O empreendedorismo social e o combate à pobreza no Brasil
Enviada em 31/07/2020
A ideia que o lucro é propulsor do empreendedorismo é amplamente disseminada. Desde o início, o sistema capitalista, consolidado através das revoluções industriais, visa, sobretudo, o lucro. Porém, apesar da ideologia do capital se manter igual, um desejo de reverter parte do rendimento ao âmbito de desenvolvimento social, surgiu. Desse modo, é perceptível que ações voltadas as áreas carentes da sociedade, como a pobreza, realizada pela iniciativa privada, é uma evolução importante. No Brasil, devido as falhas do Estado no atendimento à pessoas necessitadas, as ações são ainda mais importantes. No entanto, esses tipos de projetos sofrem com a falta de incentivo.
Nesse contexto, o empreendedorismo social tomou forma, o mesmo que tem o objetivo principal de promover mudanças a sociedade local e global, com foco nos problemas sociais. Grandes empresas ou até pequenos negócios já apresentam projetos voltados a sociedade. A empresa Rede Globo, anualmente promove o “Criança Esperança”, evento que objetiva arrecadação de fundos, repassados posteriormente para instituições carecidas. Ademais, pequenas empresas como a Dobra, empresa que vende carteiras feitas de um material parecido com papel e tem como proposta o empreendedorismo social, traz projetos, como reverter parte de seu lucro para famílias pobres, ou até mesmo a construção de uma praça para a sua cidade, Montenegro.
Todavia, o capitalismo selvagem, que visa somente lucrar, combinado com a falta de linha de crédito e a falta de incentivo por parte do Estado, impedem o crescimento dessa linha de ações.

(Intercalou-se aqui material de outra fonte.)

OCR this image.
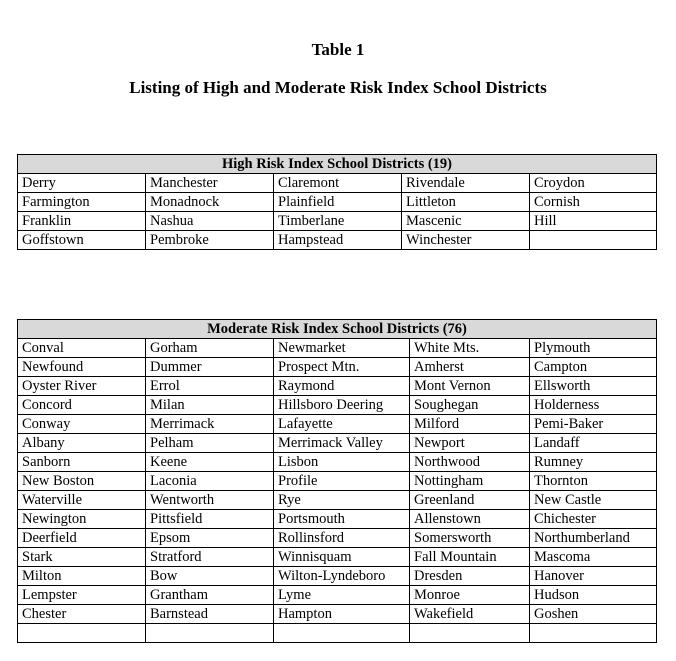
Table 1
Listing of High and Moderate Risk Index School Districts
High Risk Index School Districts (19)				
Derry	Manchester	Claremont	Rivendale	Croydon
Farmington	Monadnock	Plainfield	Littleton	Cornish
Franklin	Nashua	Timberlane	Mascenic	Hill
Goffstown	Pembroke	Hampstead	Winchester	
Moderate Risk Index School Districts (76)				
Conval	Gorham	Newmarket	White Mts.	Plymouth
Newfound	Dummer	Prospect Mtn.	Amherst	Campton
Oyster River	Errol	Raymond	Mont Vernon	Ellsworth
Concord	Milan	Hillsboro Deering	Soughegan	Holderness
Conway	Merrimack	Lafayette	Milford	Pemi-Baker
Albany	Pelham	Merrimack Valley	Newport	Landaff
Sanborn	Keene	Lisbon	Northwood	Rumney
New Boston	Laconia	Profile	Nottingham	Thornton
Waterville	Wentworth	Rye	Greenland	New Castle
Newington	Pittsfield	Portsmouth	Allenstown	Chichester
Deerfield	Epsom	Rollinsford	Somersworth	Northumberland
Stark	Stratford	Winnisquam	Fall Mountain	Mascoma
Milton	Bow	Wilton-Lyndeboro	Dresden	Hanover
Lempster	Grantham	Lyme	Monroe	Hudson
Chester	Barnstead	Hampton	Wakefield	Goshen
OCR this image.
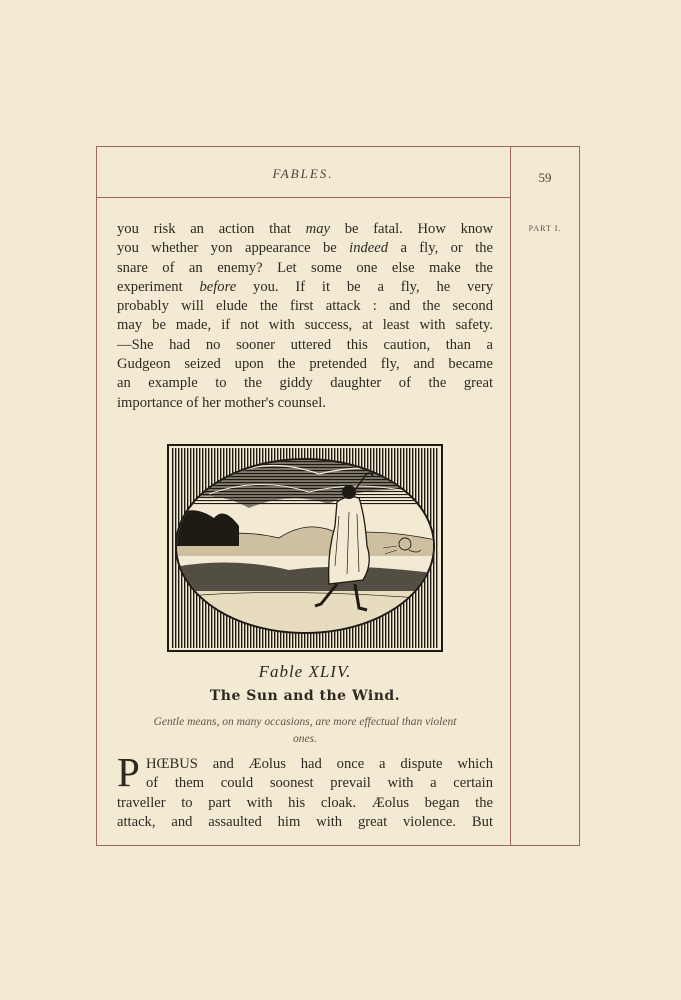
FABLES.	59
PART I.

you risk an action that may be fatal. How know

you whether yon appearance be indeed a fly, or the

snare of an enemy? Let some one else make the

experiment before you. If it be a fly, he very

probably will elude the first attack : and the second

may be made, if not with success, at least with safety.

—She had no sooner uttered this caution, than a

Gudgeon seized upon the pretended fly, and became

an example to the giddy daughter of the great

importance of her mother's counsel.

Fable XLIV.
The Sun and the Wind.
Gentle means, on many occasions, are more effectual than violent
ones.
P HŒBUS and Æolus had once a dispute which

of them could soonest prevail with a certain

traveller to part with his cloak. Æolus began the

attack, and assaulted him with great violence. But
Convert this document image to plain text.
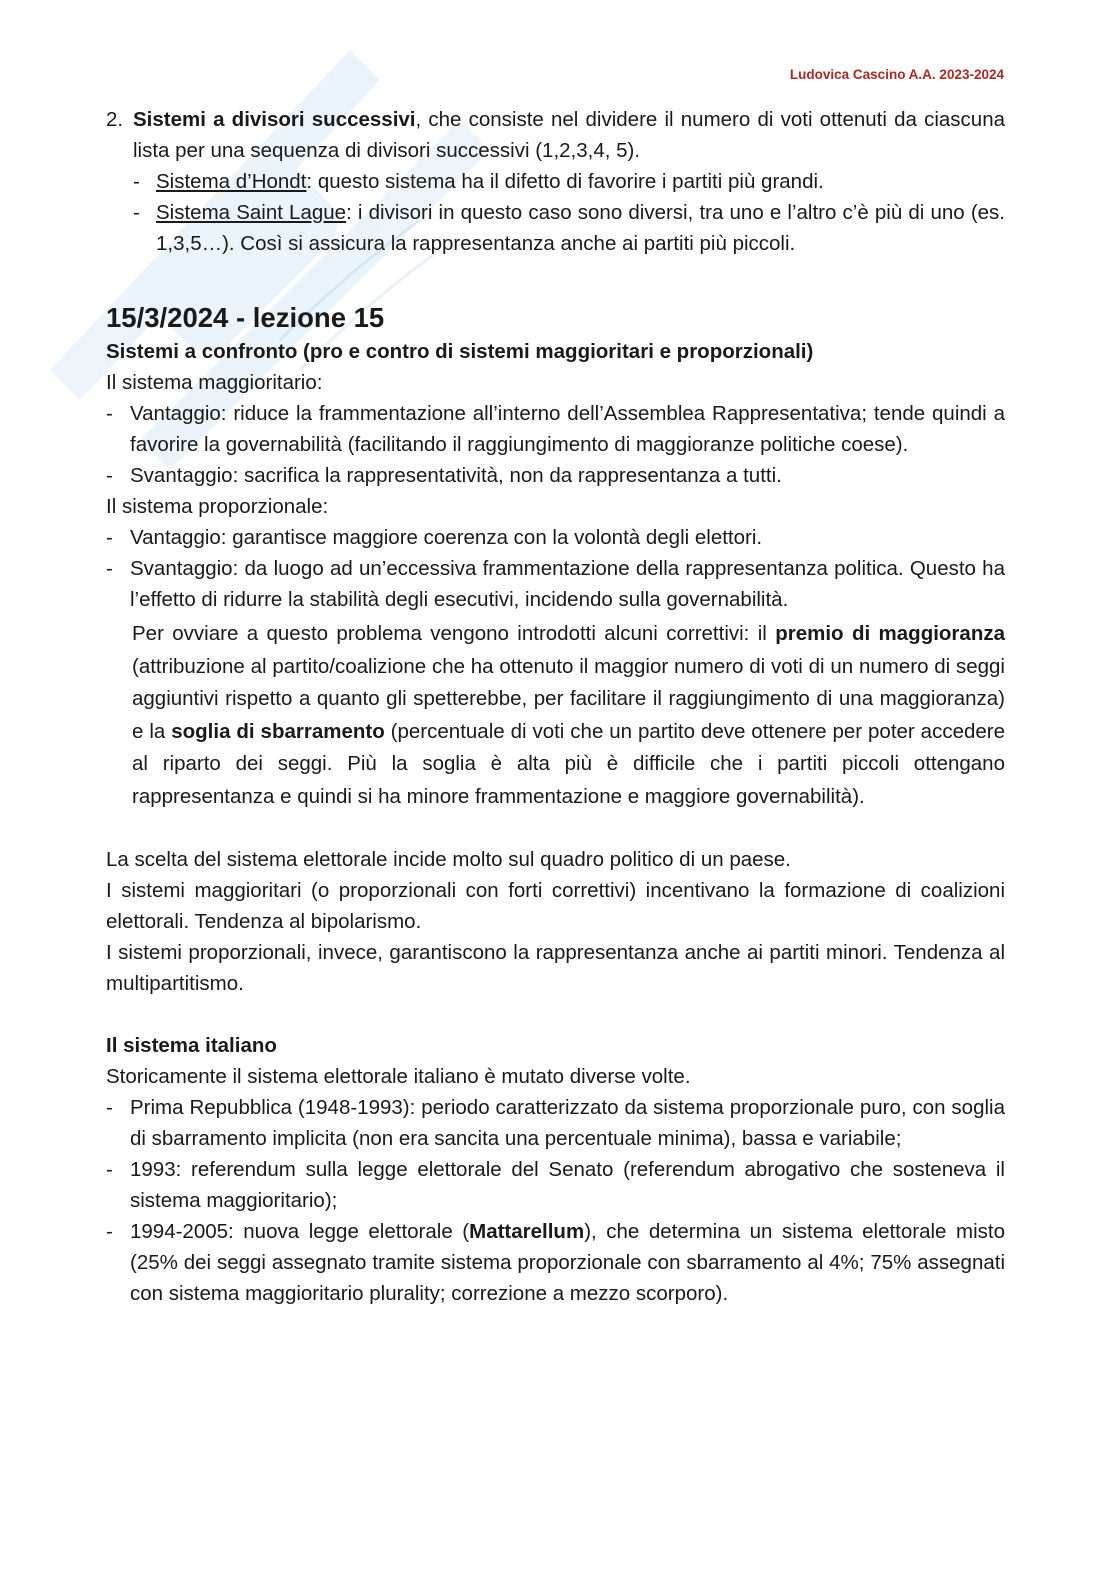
Ludovica Cascino A.A. 2023-2024
2. Sistemi a divisori successivi, che consiste nel dividere il numero di voti ottenuti da ciascuna lista per una sequenza di divisori successivi (1,2,3,4, 5).

- Sistema d’Hondt: questo sistema ha il difetto di favorire i partiti più grandi.

- Sistema Saint Lague: i divisori in questo caso sono diversi, tra uno e l’altro c’è più di uno (es. 1,3,5…). Così si assicura la rappresentanza anche ai partiti più piccoli.

15/3/2024 - lezione 15

Sistemi a confronto (pro e contro di sistemi maggioritari e proporzionali)

Il sistema maggioritario:

- Vantaggio: riduce la frammentazione all’interno dell’Assemblea Rappresentativa; tende quindi a favorire la governabilità (facilitando il raggiungimento di maggioranze politiche coese).

- Svantaggio: sacrifica la rappresentatività, non da rappresentanza a tutti.

Il sistema proporzionale:

- Vantaggio: garantisce maggiore coerenza con la volontà degli elettori.

- Svantaggio: da luogo ad un’eccessiva frammentazione della rappresentanza politica. Questo ha l’effetto di ridurre la stabilità degli esecutivi, incidendo sulla governabilità.

Per ovviare a questo problema vengono introdotti alcuni correttivi: il premio di maggioranza (attribuzione al partito/coalizione che ha ottenuto il maggior numero di voti di un numero di seggi aggiuntivi rispetto a quanto gli spetterebbe, per facilitare il raggiungimento di una maggioranza) e la soglia di sbarramento (percentuale di voti che un partito deve ottenere per poter accedere al riparto dei seggi. Più la soglia è alta più è difficile che i partiti piccoli ottengano rappresentanza e quindi si ha minore frammentazione e maggiore governabilità).

La scelta del sistema elettorale incide molto sul quadro politico di un paese.

I sistemi maggioritari (o proporzionali con forti correttivi) incentivano la formazione di coalizioni elettorali. Tendenza al bipolarismo.

I sistemi proporzionali, invece, garantiscono la rappresentanza anche ai partiti minori. Tendenza al multipartitismo.

Il sistema italiano

Storicamente il sistema elettorale italiano è mutato diverse volte.

- Prima Repubblica (1948-1993): periodo caratterizzato da sistema proporzionale puro, con soglia di sbarramento implicita (non era sancita una percentuale minima), bassa e variabile;

- 1993: referendum sulla legge elettorale del Senato (referendum abrogativo che sosteneva il sistema maggioritario);

- 1994-2005: nuova legge elettorale (Mattarellum), che determina un sistema elettorale misto (25% dei seggi assegnato tramite sistema proporzionale con sbarramento al 4%; 75% assegnati con sistema maggioritario plurality; correzione a mezzo scorporo).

De acordo com o Banco Mundial, cerca de 21% dos brasileiros sofrem com a extrema pobreza. Tendo em vista que as ações do Estado são insuficientes, o auxílio de iniciativas privadas, pode gerar melhorias na qualidade de vida daqueles presentes na estatística. E consequentemente, reverter o quadro da pobreza que cresce pelo quarto ano seguido no Brasil, segundo o Instituto Brasileiro de Geografia e Estatística Brasileiro.
Em suma, o empreendedorismo social agrega somente melhorias a todas as esferas, políticas e sociais. Para uma maior disseminação dessa ideologia, é necessário que o Ministério da Fazenda autorize e facilite a linha de crédito e diminua os impostos para aquelas empresas que apresentam projetos sociais e contribuem com melhorias na condição de vida de brasileiros. Ademais, o Ministério do Desenvolvimento Social, deve, por meio da elaboração de um plano de estímulo a ações sociais, convocar empresas a selecionarem e desenvolverem projetos que visam combater a pobreza. Não só investimentos na área, mas também, oportunidades de empregos a pessoas carentes, ajudará a reverter a situação de muitos famílias.